AMERICAN-STATESMAN STAFF
Larry Kolvoord
AMERICAN-STATESMAN
Amanda Jones, 109, the daughter of a man born into slavery, has lived a life long enough to touch three centuries. And after voting consistently as a Democrat for 70 years, she has voted early for the country's first black presidential nominee.
The middle child of 13, Jones, who is African American, is part of a family that has lived in Bastrop County for five generations. The family has remained a fixture in Cedar Creek and other parts of the county, even when its members had to eat at segregated barbecue dives and walk through the back door while white customers walked through the front, said Amanda Jones' 68-year-old daughter, Joyce Jones.
For at least a decade, Amanda Jones worked as a maid for $20 a month, Joyce Jones said. She was a housewife for 72 years and helped her now-deceased husband, C.L. Jones, manage a store.
Amanda Jones, a delicate, thin woman wearing golden-rimmed glasses, giggled as the family discussed this year's presidential election. She is too weak to go the polls, so two of her 10 children — Eloise Baker, 75, and Joyce Jones — helped her fill out a mail-in ballot for Barack Obama, Baker said. "I feel good about voting for him," Amanda Jones said.
Jones' father herded sheep as a slave until he was 12, according to the family, and once he was freed, he was a farmer who raised cows, hogs and turkeys on land he owned. Her mother was born right after the Emancipation Proclamation was signed, Joyce Jones said. The family owned more than 100 acres of land in Cedar Creek at one point, she said.
Amanda Jones' father urged her to exercise her right to vote, despite discriminatory practices at the polls and poll taxes meant to keep black and poor people from voting. Those practices were outlawed for federal elections with the 24th Amendment in 1964, but not for state and local races in Texas until 1966.

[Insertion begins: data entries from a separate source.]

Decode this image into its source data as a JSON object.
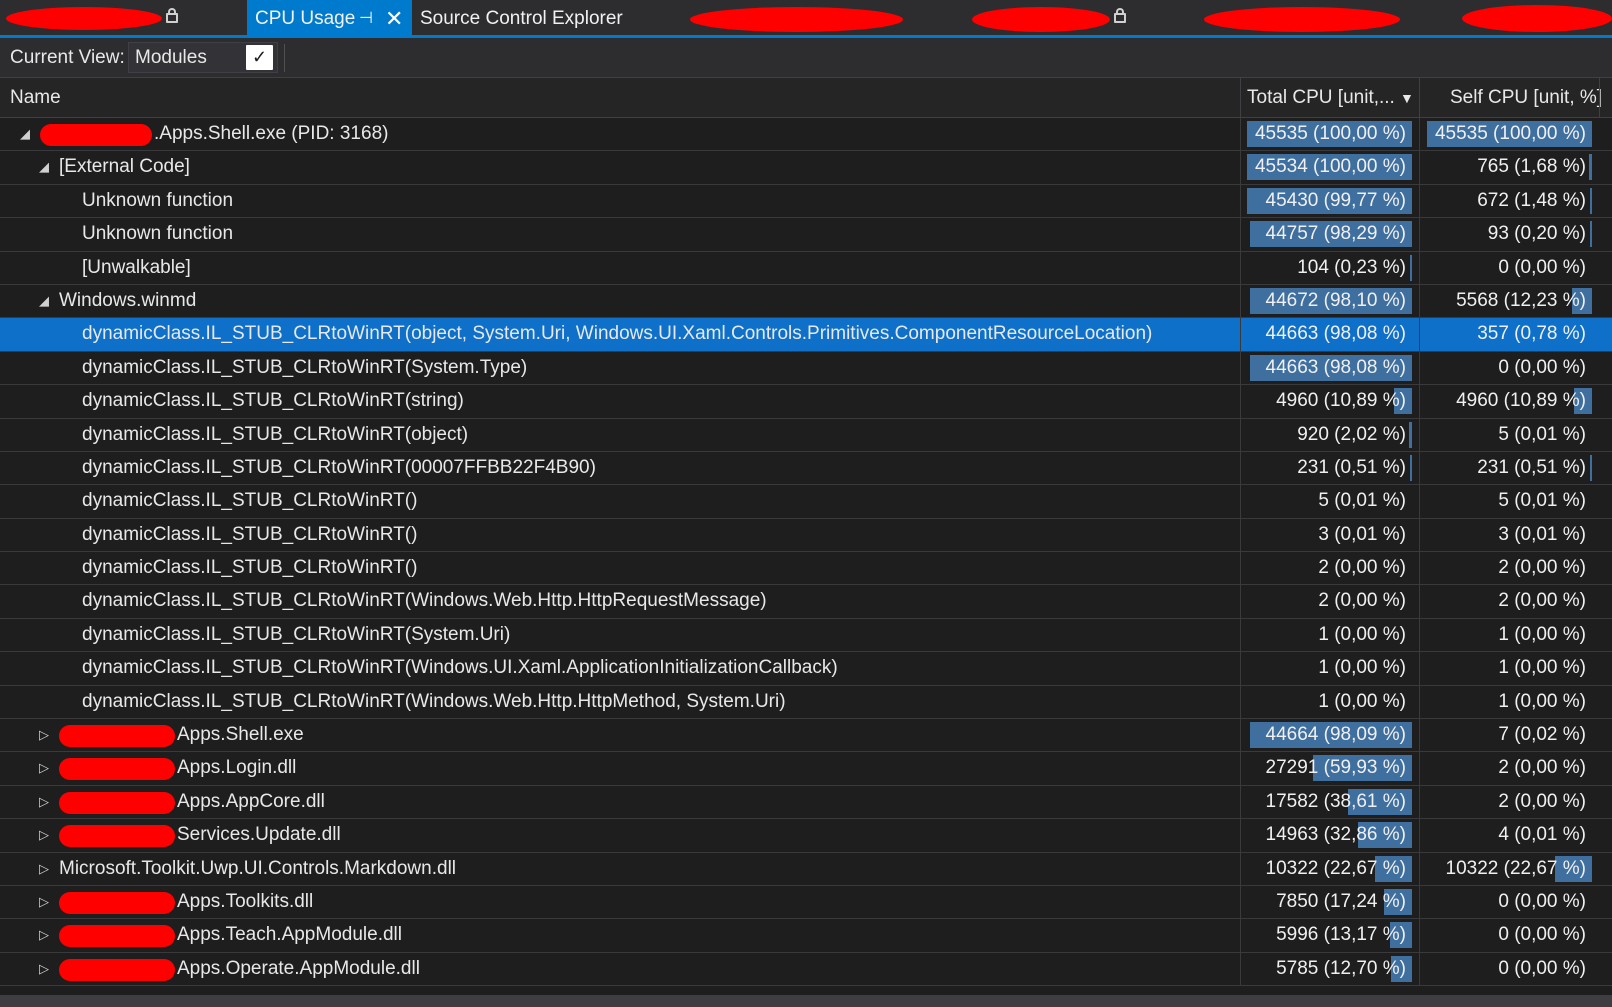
{
  "tabs": {
    "active_label": "CPU Usage",
    "pin_glyph": "⊣",
    "close_glyph": "✕",
    "second_label": "Source Control Explorer"
  },
  "toolbar": {
    "view_label": "Current View:",
    "view_value": "Modules",
    "dropdown_glyph": "✓"
  },
  "columns": {
    "name": "Name",
    "total": "Total CPU [unit,...",
    "self": "Self CPU [unit, %]",
    "sort_glyph": "▼"
  },
  "rows": [
    {
      "name": ".Apps.Shell.exe (PID: 3168)",
      "level": 0,
      "toggle": "◢",
      "redact": true,
      "total": "45535 (100,00 %)",
      "total_pct": 100,
      "self": "45535 (100,00 %)",
      "self_pct": 100
    },
    {
      "name": "[External Code]",
      "level": 1,
      "toggle": "◢",
      "total": "45534 (100,00 %)",
      "total_pct": 100,
      "self": "765 (1,68 %)",
      "self_pct": 1.68
    },
    {
      "name": "Unknown function",
      "level": 2,
      "toggle": "",
      "total": "45430 (99,77 %)",
      "total_pct": 99.77,
      "self": "672 (1,48 %)",
      "self_pct": 1.48
    },
    {
      "name": "Unknown function",
      "level": 2,
      "toggle": "",
      "total": "44757 (98,29 %)",
      "total_pct": 98.29,
      "self": "93 (0,20 %)",
      "self_pct": 0.2
    },
    {
      "name": "[Unwalkable]",
      "level": 2,
      "toggle": "",
      "total": "104 (0,23 %)",
      "total_pct": 0.23,
      "self": "0 (0,00 %)",
      "self_pct": 0
    },
    {
      "name": "Windows.winmd",
      "level": 1,
      "toggle": "◢",
      "total": "44672 (98,10 %)",
      "total_pct": 98.1,
      "self": "5568 (12,23 %)",
      "self_pct": 12.23
    },
    {
      "name": "dynamicClass.IL_STUB_CLRtoWinRT(object, System.Uri, Windows.UI.Xaml.Controls.Primitives.ComponentResourceLocation)",
      "level": 2,
      "toggle": "",
      "selected": true,
      "total": "44663 (98,08 %)",
      "total_pct": 98.08,
      "self": "357 (0,78 %)",
      "self_pct": 0.78
    },
    {
      "name": "dynamicClass.IL_STUB_CLRtoWinRT(System.Type)",
      "level": 2,
      "toggle": "",
      "total": "44663 (98,08 %)",
      "total_pct": 98.08,
      "self": "0 (0,00 %)",
      "self_pct": 0
    },
    {
      "name": "dynamicClass.IL_STUB_CLRtoWinRT(string)",
      "level": 2,
      "toggle": "",
      "total": "4960 (10,89 %)",
      "total_pct": 10.89,
      "self": "4960 (10,89 %)",
      "self_pct": 10.89
    },
    {
      "name": "dynamicClass.IL_STUB_CLRtoWinRT(object)",
      "level": 2,
      "toggle": "",
      "total": "920 (2,02 %)",
      "total_pct": 2.02,
      "self": "5 (0,01 %)",
      "self_pct": 0.01
    },
    {
      "name": "dynamicClass.IL_STUB_CLRtoWinRT(00007FFBB22F4B90)",
      "level": 2,
      "toggle": "",
      "total": "231 (0,51 %)",
      "total_pct": 0.51,
      "self": "231 (0,51 %)",
      "self_pct": 0.51
    },
    {
      "name": "dynamicClass.IL_STUB_CLRtoWinRT()",
      "level": 2,
      "toggle": "",
      "total": "5 (0,01 %)",
      "total_pct": 0.01,
      "self": "5 (0,01 %)",
      "self_pct": 0.01
    },
    {
      "name": "dynamicClass.IL_STUB_CLRtoWinRT()",
      "level": 2,
      "toggle": "",
      "total": "3 (0,01 %)",
      "total_pct": 0.01,
      "self": "3 (0,01 %)",
      "self_pct": 0.01
    },
    {
      "name": "dynamicClass.IL_STUB_CLRtoWinRT()",
      "level": 2,
      "toggle": "",
      "total": "2 (0,00 %)",
      "total_pct": 0,
      "self": "2 (0,00 %)",
      "self_pct": 0
    },
    {
      "name": "dynamicClass.IL_STUB_CLRtoWinRT(Windows.Web.Http.HttpRequestMessage)",
      "level": 2,
      "toggle": "",
      "total": "2 (0,00 %)",
      "total_pct": 0,
      "self": "2 (0,00 %)",
      "self_pct": 0
    },
    {
      "name": "dynamicClass.IL_STUB_CLRtoWinRT(System.Uri)",
      "level": 2,
      "toggle": "",
      "total": "1 (0,00 %)",
      "total_pct": 0,
      "self": "1 (0,00 %)",
      "self_pct": 0
    },
    {
      "name": "dynamicClass.IL_STUB_CLRtoWinRT(Windows.UI.Xaml.ApplicationInitializationCallback)",
      "level": 2,
      "toggle": "",
      "total": "1 (0,00 %)",
      "total_pct": 0,
      "self": "1 (0,00 %)",
      "self_pct": 0
    },
    {
      "name": "dynamicClass.IL_STUB_CLRtoWinRT(Windows.Web.Http.HttpMethod, System.Uri)",
      "level": 2,
      "toggle": "",
      "total": "1 (0,00 %)",
      "total_pct": 0,
      "self": "1 (0,00 %)",
      "self_pct": 0
    },
    {
      "name": "Apps.Shell.exe",
      "level": 1,
      "toggle": "▷",
      "redact": true,
      "total": "44664 (98,09 %)",
      "total_pct": 98.09,
      "self": "7 (0,02 %)",
      "self_pct": 0.02
    },
    {
      "name": "Apps.Login.dll",
      "level": 1,
      "toggle": "▷",
      "redact": true,
      "total": "27291 (59,93 %)",
      "total_pct": 59.93,
      "self": "2 (0,00 %)",
      "self_pct": 0
    },
    {
      "name": "Apps.AppCore.dll",
      "level": 1,
      "toggle": "▷",
      "redact": true,
      "total": "17582 (38,61 %)",
      "total_pct": 38.61,
      "self": "2 (0,00 %)",
      "self_pct": 0
    },
    {
      "name": "Services.Update.dll",
      "level": 1,
      "toggle": "▷",
      "redact": true,
      "total": "14963 (32,86 %)",
      "total_pct": 32.86,
      "self": "4 (0,01 %)",
      "self_pct": 0.01
    },
    {
      "name": "Microsoft.Toolkit.Uwp.UI.Controls.Markdown.dll",
      "level": 1,
      "toggle": "▷",
      "total": "10322 (22,67 %)",
      "total_pct": 22.67,
      "self": "10322 (22,67 %)",
      "self_pct": 22.67
    },
    {
      "name": "Apps.Toolkits.dll",
      "level": 1,
      "toggle": "▷",
      "redact": true,
      "total": "7850 (17,24 %)",
      "total_pct": 17.24,
      "self": "0 (0,00 %)",
      "self_pct": 0
    },
    {
      "name": "Apps.Teach.AppModule.dll",
      "level": 1,
      "toggle": "▷",
      "redact": true,
      "total": "5996 (13,17 %)",
      "total_pct": 13.17,
      "self": "0 (0,00 %)",
      "self_pct": 0
    },
    {
      "name": "Apps.Operate.AppModule.dll",
      "level": 1,
      "toggle": "▷",
      "redact": true,
      "total": "5785 (12,70 %)",
      "total_pct": 12.7,
      "self": "0 (0,00 %)",
      "self_pct": 0
    }
  ],
  "colors": {
    "accent": "#007acc",
    "bar": "#3f6f9f",
    "selected_row": "#0e70c9",
    "redaction": "#ff0000"
  }
}
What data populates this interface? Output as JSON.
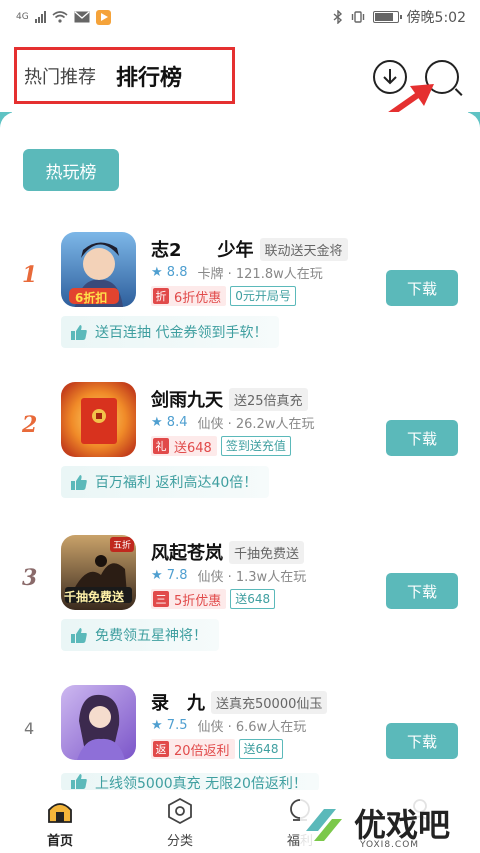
{
  "status_bar": {
    "network": "4G",
    "time_label": "傍晚5:02",
    "battery_level": 0.85
  },
  "header": {
    "tabs": [
      {
        "label": "热门推荐"
      },
      {
        "label": "排行榜"
      }
    ],
    "icons": [
      "download-icon",
      "search-icon"
    ]
  },
  "section_button": "热玩榜",
  "games": [
    {
      "rank": "1",
      "title": "志2　　少年",
      "tag": "联动送天金将",
      "rating": "8.8",
      "category_players": "卡牌 · 121.8w人在玩",
      "promo_icon": "折",
      "promo": "6折优惠",
      "outline_tag": "0元开局号",
      "download": "下载",
      "benefit": "送百连抽 代金券领到手软！",
      "icon_badge": "6折扣"
    },
    {
      "rank": "2",
      "title": "剑雨九天",
      "tag": "送25倍真充",
      "rating": "8.4",
      "category_players": "仙侠 · 26.2w人在玩",
      "promo_icon": "礼",
      "promo": "送648",
      "outline_tag": "签到送充值",
      "download": "下载",
      "benefit": "百万福利 返利高达40倍！"
    },
    {
      "rank": "3",
      "title": "风起苍岚",
      "tag": "千抽免费送",
      "rating": "7.8",
      "category_players": "仙侠 · 1.3w人在玩",
      "promo_icon": "三",
      "promo": "5折优惠",
      "outline_tag": "送648",
      "download": "下载",
      "benefit": "免费领五星神将！",
      "icon_badge": "千抽免费送",
      "icon_corner": "五折"
    },
    {
      "rank": "4",
      "title": "录　九",
      "tag": "送真充50000仙玉",
      "rating": "7.5",
      "category_players": "仙侠 · 6.6w人在玩",
      "promo_icon": "返",
      "promo": "20倍返利",
      "outline_tag": "送648",
      "download": "下载",
      "benefit": "上线领5000真充 无限20倍返利！"
    }
  ],
  "bottom_nav": [
    {
      "label": "首页"
    },
    {
      "label": "分类"
    },
    {
      "label": "福利"
    },
    {
      "label": ""
    }
  ],
  "watermark": {
    "text": "优戏吧",
    "url": "YOXI8.COM"
  },
  "colors": {
    "accent": "#5bb9ba",
    "highlight_box": "#e53030",
    "promo_red": "#e14a4a",
    "rank_orange": "#e86a3a"
  }
}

Amanda Jones says she cast her first presidential vote for Franklin Roosevelt, but she doesn't recall which of his four terms that was. When she did vote, she paid a poll tax, her daughters said. That she is able, for the first time, to vote for a black presidential nominee for free fills her with joy, Jones said.
One of Amanda Jones' 33 grandchildren, Brenda Baker, 44, said the family is moved by the election's significance to the matriarch.
"It's awesome to me that we have such a pillar of our family still with us," Baker said. "It's awesome to see what she's done, and all her hard work, and to see that she may be able to see the results of all that hard work" if Obama is elected, she said.
Jones lives in a small gray house with white trim just off Texas 21. These days, a curious white kitten and a sleepy old black dog guard the house. Inside are photographs and relics of a long, full life, including a letter from then-Gov. George Bush in 1998 commemorating her 100th birthday. A black-and-white picture of her in a long flapper-style dress was taken between 1912 and 1918 — no one can remember the exact year, Baker said with a chuckle.
Jones is part of a small percentage of active voters above the age of 100 in the state — and the country.
Sister Cecilia Gaudette, a 106-year-old nun born in New Hampshire but living in Rome, made recent national headlines as the nation's oldest voter. But if Texas records are any indication, that's hard to validate.
Secretary of State spokeswoman Ashley Burton said Texas can't confirm whether Jones is the state's oldest active voter because there is too much voter information to sort through. At the county level, there are other challenges. An election official in Hays County said its records are not searchable by age, and Bastrop County elections administrator Nora Cano said that some counties automatically list voters who were born before the turn of the 20th century with birth dates of January 1900.
The oldest active voter in Travis County is 105, officials said, and in Williamson County the oldest is 106 — making Jones the oldest-known active voter in Central Texas.
Making it to see the election results on Nov. 5 is important, but Jones is resting up for another milestone: her 110th birthday in December. "God has been good to me," she said.